Tips on Buying a Portable Sawmill

These tips on buying a portable sawmill will help you select the right mill for your homestead.
December 2002/January 2003
http://www.motherearthnews.com/homesteading-and-livestock/tips-on-buying-a-portable-sawmill-zmaz02djzgoe.aspx
Get tips on buying a portable sawmill for the homestead.


PHOTO: FOTOLIA/BRIGHT

Tips on buying a portable sawmill for your homestead.

Tips on Buying a Portable Sawmill

Sawmill marketing data and catalogs seem so filled with hyperbole and lack of objective comparisons that it can be difficult to know what to consider when buying a mill. We asked Brian Grodner, co-owner of The Sawmill Exchange, [www.sawmillexchange.com] the largest broker of used sawmills in the country, for his thoughts. Grodner has no dog in this fight, so his comments are worth listening to. Among the things he says to consider:

Ask the owners! Never buy a portable sawmill without first conferring with sawmill owners. They are your absolute best source for factual, honest information on how you can expect a brand and model to perform.

Income. Will you use the mill full time or part time? Will the milt provide all or part of your income?

Production.
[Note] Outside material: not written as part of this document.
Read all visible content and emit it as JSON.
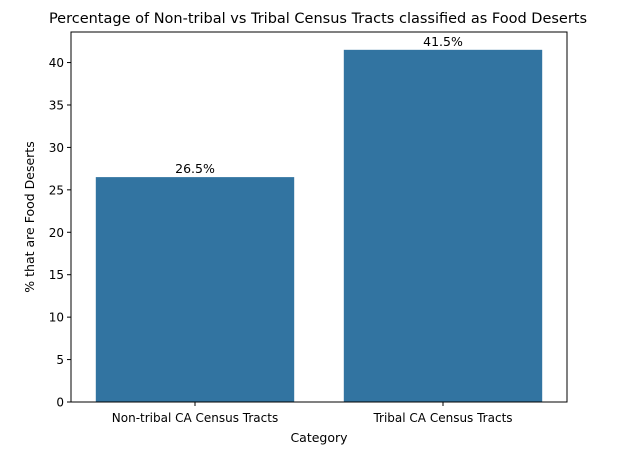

What is the minimum amount of daily production you require to meet your income needs? Before deciding on a unit, check with owners of that make and model to make sure you can use it to meet your production goals.

Generally, the less expensive the mill, the lower its production rate. If you are considering commercial sawing, remember that sawmilling is very physically demanding; you'll want to find a mill that suits your work pace.

Other major components. Sawmill system components include edgers, planers, debarkers, bark cleaners and dry kilns. If you're using a circular sawmill and want to produce more than rough-cut lumber, planers are essential. Debarkers and bark cleaners increase the life span of your bands and blades. Kiln-dried lumber sells for a significantly higher price than green lumber. Your choice of major components depends mainly on your production requirements and budget.

Accessories and sharpening equipment. Very rarely will you see a portable sawmill without accessories, which might include the trailer package, extra bands and a sharpening system. These accessories can add as much as $5,000 to the cost of the sawmill.